Samir Okasha's wonderful new book, Evolution and the Levels of Selection, is a philosophical examination of the conceptual framework that MLS theory deploys. Lewontin's early formalism may give the impression that the idea of selection occurring at different levels of organization is straightforward and that the difference between group and individual selection is transparent. The complexities that have become visible since the 1970s show otherwise. One complication arises in connection with the Price equation. Consider this simple example: There are two groups of zebras, one composed entirely of fast zebras, the other entirely of slow ones. Suppose the fast group is less likely to go extinct. According to the Price equation, in this situation there is group selection and no individual selection, because all the variance in fitness is between groups. But surely it is possible that the groups differ in fitness just because there is individual selection for running fast. Selection at the individual level can create a fortuitous benefit for the group (as George Williams put it). The Price equation is unable to recognize this. Biologists have coped with this problem in different ways—for example, by invoking the statistical techniques of contextual analysis and by employing a methodology called neighborhood analysis. Okasha skillfully analyzes the Price equation's strengths and limitations and these more recent attempts to do better.

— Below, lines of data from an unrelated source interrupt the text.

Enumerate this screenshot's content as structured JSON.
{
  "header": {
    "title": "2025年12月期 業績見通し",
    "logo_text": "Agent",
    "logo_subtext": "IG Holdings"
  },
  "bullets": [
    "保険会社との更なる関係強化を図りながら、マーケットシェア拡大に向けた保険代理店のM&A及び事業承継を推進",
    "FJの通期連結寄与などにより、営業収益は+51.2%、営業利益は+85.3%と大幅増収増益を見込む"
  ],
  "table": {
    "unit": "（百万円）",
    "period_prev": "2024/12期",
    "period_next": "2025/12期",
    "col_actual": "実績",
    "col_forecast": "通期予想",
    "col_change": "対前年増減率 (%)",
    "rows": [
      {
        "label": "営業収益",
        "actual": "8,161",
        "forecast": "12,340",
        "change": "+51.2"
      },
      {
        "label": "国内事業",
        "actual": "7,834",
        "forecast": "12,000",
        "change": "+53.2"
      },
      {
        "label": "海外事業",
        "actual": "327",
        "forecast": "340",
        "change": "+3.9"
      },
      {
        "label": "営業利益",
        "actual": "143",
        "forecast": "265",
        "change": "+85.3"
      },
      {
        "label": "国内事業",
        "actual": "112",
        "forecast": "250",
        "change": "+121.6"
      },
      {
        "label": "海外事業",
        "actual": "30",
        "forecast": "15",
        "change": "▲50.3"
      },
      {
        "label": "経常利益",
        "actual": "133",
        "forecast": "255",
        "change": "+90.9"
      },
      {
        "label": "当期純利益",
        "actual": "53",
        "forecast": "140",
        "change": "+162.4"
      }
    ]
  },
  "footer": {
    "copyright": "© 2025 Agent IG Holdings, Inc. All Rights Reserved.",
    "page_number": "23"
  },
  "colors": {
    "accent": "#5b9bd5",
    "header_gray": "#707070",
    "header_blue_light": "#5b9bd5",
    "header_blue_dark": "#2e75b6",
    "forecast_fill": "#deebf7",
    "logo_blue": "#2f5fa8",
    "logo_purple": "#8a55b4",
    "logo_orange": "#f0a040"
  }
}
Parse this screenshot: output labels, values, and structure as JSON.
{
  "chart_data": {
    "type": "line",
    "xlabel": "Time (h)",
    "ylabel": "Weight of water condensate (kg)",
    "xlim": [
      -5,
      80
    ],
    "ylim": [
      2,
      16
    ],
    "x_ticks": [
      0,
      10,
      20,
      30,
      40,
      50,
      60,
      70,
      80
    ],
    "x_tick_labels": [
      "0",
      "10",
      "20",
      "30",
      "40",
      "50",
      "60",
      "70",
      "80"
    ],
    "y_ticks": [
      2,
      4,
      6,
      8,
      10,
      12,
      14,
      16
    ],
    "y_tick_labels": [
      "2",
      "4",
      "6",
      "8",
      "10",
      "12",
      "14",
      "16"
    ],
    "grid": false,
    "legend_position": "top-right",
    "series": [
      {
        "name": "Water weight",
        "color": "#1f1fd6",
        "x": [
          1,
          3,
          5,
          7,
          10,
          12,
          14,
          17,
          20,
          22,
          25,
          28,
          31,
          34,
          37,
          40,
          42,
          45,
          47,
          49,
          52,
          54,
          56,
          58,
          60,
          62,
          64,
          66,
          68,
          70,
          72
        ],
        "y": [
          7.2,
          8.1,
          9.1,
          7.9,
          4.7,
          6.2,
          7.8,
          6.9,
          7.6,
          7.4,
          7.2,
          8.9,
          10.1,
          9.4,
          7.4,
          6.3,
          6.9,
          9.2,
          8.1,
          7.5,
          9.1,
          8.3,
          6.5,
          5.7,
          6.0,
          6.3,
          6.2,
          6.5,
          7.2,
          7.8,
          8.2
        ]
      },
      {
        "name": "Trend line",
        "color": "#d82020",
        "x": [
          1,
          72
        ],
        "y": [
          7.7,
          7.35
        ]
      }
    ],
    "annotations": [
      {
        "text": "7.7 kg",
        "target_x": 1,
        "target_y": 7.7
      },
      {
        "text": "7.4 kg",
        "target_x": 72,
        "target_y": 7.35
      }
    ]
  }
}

Another complication that arose as MLS theory developed was that there really are two types of MLS. In discussions of the evolution of altruism, a group's fitness is usually defined as the number of offspring organisms the group produces. But one can also conceive of group fitness in terms of the number of daughter groups (regardless of size) the group produces. This second type of MLS has been important in discussions of species selection and of major evolutionary transitions. Both concepts raise questions about what heritability at the group level means, and here again Okasha does much to clarify what is at stake.

Older discussions of group selection have usually presupposed the existence of biological hierarchy instead of explaining it. The standard question was framed as follows: Given that a species is made up of an ensemble of populations, how might traits that are good for the group evolve? But where does group structure—the existence of herds and hives—come from in the first place? The same question, one level down, is important as well. Rather than focusing on the question of how traits evolve that help multicellular organisms to survive and reproduce, given that such organisms already exist, one also might ask how multicellularity evolved in the first place. This is the subject of the major evolutionary transitions, an exciting area in recent evolutionary theorizing. The new question isn't one of understanding evolution in a preexisting hierarchy but the evolution of the hierarchy itself. Okasha ably discusses how older questions about group selection connect with this newer set of issues.

The units-of-selection problem is part of evolutionary biology, but it has attracted a great deal of discussion within the philosophy of science over the last 30 years. Some philosophers doubt whether the question has a factual answer at all, suggesting that it is a matter of convention whether we choose to view natural selection in terms of group or individual or genic selection. Others have seen MLS theory as a context in which questions about emergence and reductionism matter to the practice of science. And the suggestion has been floated that looking at evolution just from the point of view of genes misses the causes of evolution at higher levels of organization, which has led to reflection on the role of causal thinking in science generally. Okasha makes interesting and novel contributions under these headings. It is gratifying that his book engages the details of mathematical models and at the same time connects those details with broader philosophical questions. Okasha sees both the trees and the forest.